The new method dramatically accelerates the setup of optical character recognition systems and improves their accuracy when working with real-world documents.

Researchers at NUST MISIS in Russia have developed a method that significantly speeds up the configuration of optical character recognition (OCR) systems and improves their accuracy when processing real documents. The new tool cuts OCR training time from several weeks to just 72 hours, making such systems far more practical for use in business and government document workflows.

Avoiding Errors

Optical character recognition is widely used to digitize contracts, invoices, archival materials, and other documents. In real-world conditions, however, OCR systems often struggle with errors caused by stamps, signatures, non-standard fonts, or poor scan quality. Improving accuracy typically requires lengthy and costly training. MISIS researchers proposed a different approach, combining classical machine learning methods with modern generative neural networks.

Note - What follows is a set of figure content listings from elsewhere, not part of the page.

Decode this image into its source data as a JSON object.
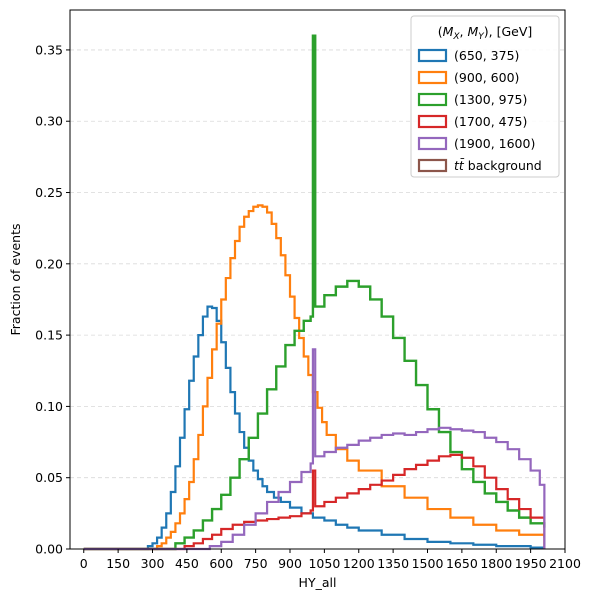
{
  "chart_data": {
    "type": "step-histogram",
    "xlabel": "HY_all",
    "ylabel": "Fraction of events",
    "xlim": [
      -60,
      2100
    ],
    "ylim": [
      0,
      0.378
    ],
    "xticks": [
      0,
      150,
      300,
      450,
      600,
      750,
      900,
      1050,
      1200,
      1350,
      1500,
      1650,
      1800,
      1950,
      2100
    ],
    "xtick_labels": [
      "0",
      "150",
      "300",
      "450",
      "600",
      "750",
      "900",
      "1050",
      "1200",
      "1350",
      "1500",
      "1650",
      "1800",
      "1950",
      "2100"
    ],
    "yticks": [
      0.0,
      0.05,
      0.1,
      0.15,
      0.2,
      0.25,
      0.3,
      0.35
    ],
    "ytick_labels": [
      "0.00",
      "0.05",
      "0.10",
      "0.15",
      "0.20",
      "0.25",
      "0.30",
      "0.35"
    ],
    "grid": "y-dashed",
    "legend": {
      "title": "(M_X, M_Y), [GeV]",
      "title_parts": [
        "(",
        "M",
        "X",
        ", ",
        "M",
        "Y",
        "), [GeV]"
      ],
      "placement": "top-right"
    },
    "series": [
      {
        "name": "(650, 375)",
        "color": "#1f77b4",
        "points": [
          [
            0,
            0
          ],
          [
            250,
            0
          ],
          [
            280,
            0.002
          ],
          [
            300,
            0.004
          ],
          [
            320,
            0.008
          ],
          [
            340,
            0.015
          ],
          [
            360,
            0.025
          ],
          [
            380,
            0.04
          ],
          [
            400,
            0.058
          ],
          [
            420,
            0.078
          ],
          [
            440,
            0.098
          ],
          [
            460,
            0.118
          ],
          [
            480,
            0.135
          ],
          [
            500,
            0.15
          ],
          [
            520,
            0.163
          ],
          [
            540,
            0.17
          ],
          [
            560,
            0.169
          ],
          [
            580,
            0.16
          ],
          [
            600,
            0.145
          ],
          [
            620,
            0.127
          ],
          [
            640,
            0.11
          ],
          [
            660,
            0.095
          ],
          [
            680,
            0.082
          ],
          [
            700,
            0.071
          ],
          [
            720,
            0.062
          ],
          [
            740,
            0.055
          ],
          [
            760,
            0.049
          ],
          [
            780,
            0.044
          ],
          [
            800,
            0.04
          ],
          [
            830,
            0.036
          ],
          [
            860,
            0.033
          ],
          [
            900,
            0.029
          ],
          [
            950,
            0.025
          ],
          [
            1000,
            0.022
          ],
          [
            1050,
            0.02
          ],
          [
            1100,
            0.017
          ],
          [
            1150,
            0.015
          ],
          [
            1200,
            0.013
          ],
          [
            1300,
            0.01
          ],
          [
            1400,
            0.007
          ],
          [
            1500,
            0.005
          ],
          [
            1600,
            0.004
          ],
          [
            1700,
            0.003
          ],
          [
            1800,
            0.002
          ],
          [
            1950,
            0.001
          ],
          [
            2010,
            0.001
          ]
        ]
      },
      {
        "name": "(900, 600)",
        "color": "#ff7f0e",
        "points": [
          [
            0,
            0
          ],
          [
            300,
            0
          ],
          [
            320,
            0.002
          ],
          [
            340,
            0.004
          ],
          [
            360,
            0.008
          ],
          [
            380,
            0.012
          ],
          [
            400,
            0.018
          ],
          [
            420,
            0.025
          ],
          [
            440,
            0.035
          ],
          [
            460,
            0.047
          ],
          [
            480,
            0.063
          ],
          [
            500,
            0.08
          ],
          [
            520,
            0.1
          ],
          [
            540,
            0.12
          ],
          [
            560,
            0.14
          ],
          [
            580,
            0.158
          ],
          [
            600,
            0.175
          ],
          [
            620,
            0.19
          ],
          [
            640,
            0.204
          ],
          [
            660,
            0.216
          ],
          [
            680,
            0.226
          ],
          [
            700,
            0.233
          ],
          [
            720,
            0.237
          ],
          [
            740,
            0.24
          ],
          [
            760,
            0.241
          ],
          [
            780,
            0.24
          ],
          [
            800,
            0.236
          ],
          [
            820,
            0.228
          ],
          [
            840,
            0.218
          ],
          [
            860,
            0.206
          ],
          [
            880,
            0.192
          ],
          [
            900,
            0.177
          ],
          [
            920,
            0.162
          ],
          [
            940,
            0.148
          ],
          [
            960,
            0.135
          ],
          [
            980,
            0.122
          ],
          [
            1000,
            0.11
          ],
          [
            1020,
            0.099
          ],
          [
            1040,
            0.089
          ],
          [
            1060,
            0.08
          ],
          [
            1100,
            0.07
          ],
          [
            1150,
            0.062
          ],
          [
            1200,
            0.055
          ],
          [
            1300,
            0.044
          ],
          [
            1400,
            0.036
          ],
          [
            1500,
            0.028
          ],
          [
            1600,
            0.022
          ],
          [
            1700,
            0.017
          ],
          [
            1800,
            0.013
          ],
          [
            1900,
            0.01
          ],
          [
            2010,
            0.008
          ]
        ]
      },
      {
        "name": "(1300, 975)",
        "color": "#2ca02c",
        "points": [
          [
            0,
            0
          ],
          [
            380,
            0
          ],
          [
            400,
            0.004
          ],
          [
            440,
            0.008
          ],
          [
            480,
            0.013
          ],
          [
            520,
            0.02
          ],
          [
            560,
            0.028
          ],
          [
            600,
            0.038
          ],
          [
            640,
            0.05
          ],
          [
            680,
            0.063
          ],
          [
            720,
            0.078
          ],
          [
            760,
            0.095
          ],
          [
            800,
            0.112
          ],
          [
            840,
            0.128
          ],
          [
            880,
            0.143
          ],
          [
            920,
            0.153
          ],
          [
            960,
            0.16
          ],
          [
            990,
            0.163
          ],
          [
            1000,
            0.36
          ],
          [
            1010,
            0.17
          ],
          [
            1050,
            0.178
          ],
          [
            1100,
            0.184
          ],
          [
            1150,
            0.188
          ],
          [
            1200,
            0.184
          ],
          [
            1250,
            0.175
          ],
          [
            1300,
            0.163
          ],
          [
            1350,
            0.148
          ],
          [
            1400,
            0.132
          ],
          [
            1450,
            0.115
          ],
          [
            1500,
            0.098
          ],
          [
            1550,
            0.082
          ],
          [
            1600,
            0.068
          ],
          [
            1650,
            0.056
          ],
          [
            1700,
            0.047
          ],
          [
            1750,
            0.039
          ],
          [
            1800,
            0.033
          ],
          [
            1850,
            0.027
          ],
          [
            1900,
            0.022
          ],
          [
            1950,
            0.018
          ],
          [
            2010,
            0.015
          ]
        ]
      },
      {
        "name": "(1700, 475)",
        "color": "#d62728",
        "points": [
          [
            0,
            0
          ],
          [
            420,
            0
          ],
          [
            440,
            0.002
          ],
          [
            480,
            0.004
          ],
          [
            520,
            0.007
          ],
          [
            560,
            0.01
          ],
          [
            600,
            0.014
          ],
          [
            650,
            0.017
          ],
          [
            700,
            0.019
          ],
          [
            750,
            0.02
          ],
          [
            800,
            0.021
          ],
          [
            850,
            0.022
          ],
          [
            900,
            0.023
          ],
          [
            950,
            0.025
          ],
          [
            990,
            0.027
          ],
          [
            1000,
            0.055
          ],
          [
            1010,
            0.03
          ],
          [
            1050,
            0.033
          ],
          [
            1100,
            0.036
          ],
          [
            1150,
            0.039
          ],
          [
            1200,
            0.042
          ],
          [
            1250,
            0.045
          ],
          [
            1300,
            0.048
          ],
          [
            1350,
            0.052
          ],
          [
            1400,
            0.056
          ],
          [
            1450,
            0.059
          ],
          [
            1500,
            0.062
          ],
          [
            1550,
            0.065
          ],
          [
            1600,
            0.066
          ],
          [
            1650,
            0.064
          ],
          [
            1700,
            0.058
          ],
          [
            1750,
            0.05
          ],
          [
            1800,
            0.042
          ],
          [
            1850,
            0.035
          ],
          [
            1900,
            0.028
          ],
          [
            1950,
            0.022
          ],
          [
            2010,
            0.018
          ],
          [
            2010,
            0
          ]
        ]
      },
      {
        "name": "(1900, 1600)",
        "color": "#9467bd",
        "points": [
          [
            0,
            0
          ],
          [
            500,
            0
          ],
          [
            550,
            0.002
          ],
          [
            600,
            0.005
          ],
          [
            650,
            0.01
          ],
          [
            700,
            0.017
          ],
          [
            750,
            0.025
          ],
          [
            800,
            0.033
          ],
          [
            850,
            0.04
          ],
          [
            900,
            0.047
          ],
          [
            950,
            0.054
          ],
          [
            990,
            0.06
          ],
          [
            1000,
            0.14
          ],
          [
            1010,
            0.065
          ],
          [
            1050,
            0.068
          ],
          [
            1100,
            0.071
          ],
          [
            1150,
            0.073
          ],
          [
            1200,
            0.076
          ],
          [
            1250,
            0.078
          ],
          [
            1300,
            0.08
          ],
          [
            1350,
            0.081
          ],
          [
            1400,
            0.08
          ],
          [
            1450,
            0.082
          ],
          [
            1500,
            0.084
          ],
          [
            1550,
            0.085
          ],
          [
            1600,
            0.084
          ],
          [
            1650,
            0.083
          ],
          [
            1700,
            0.082
          ],
          [
            1750,
            0.078
          ],
          [
            1800,
            0.075
          ],
          [
            1850,
            0.07
          ],
          [
            1900,
            0.063
          ],
          [
            1950,
            0.055
          ],
          [
            1990,
            0.045
          ],
          [
            2010,
            0.04
          ],
          [
            2010,
            0
          ]
        ]
      },
      {
        "name": "$t\\bar{t}$ background",
        "color": "#8c564b",
        "points": []
      }
    ],
    "legend_labels": [
      "(650, 375)",
      "(900, 600)",
      "(1300, 975)",
      "(1700, 475)",
      "(1900, 1600)",
      "background"
    ],
    "legend_math_prefix": "tt̄"
  }
}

At the core of the development is a closed interaction loop between the OCR engine and a language model. The system independently analyzes recognition results, identifies recurring errors, and corrects them, generating new training data in the process.

During experiments, this approach reduced model preparation time to three days of continuous operation and achieved Russian text recognition accuracy above 90 percent. This level of accuracy meets widely accepted industry standards.

Under Non-Ideal Conditions

As noted by Kirill Pronin, a master’s student at the MISIS Institute of Computer Science, the use of generative models reduced training costs by nearly one-third and lowered the required size of test datasets. An additional advantage is the ability to simulate “non-ideal” conditions, such as poor print quality, complex layouts, and blurred images, which improves the robustness of neural network training.

Associate Professor Alexander Suleikin of NUST MISIS emphasized:

“This approach brings OCR solutions closer to real operating conditions. The development opens the door to more affordable and accurate tools for document workflow automation.”

The research results were presented at the international ISKE conference in China and will form the basis for new industrial and scientific developments.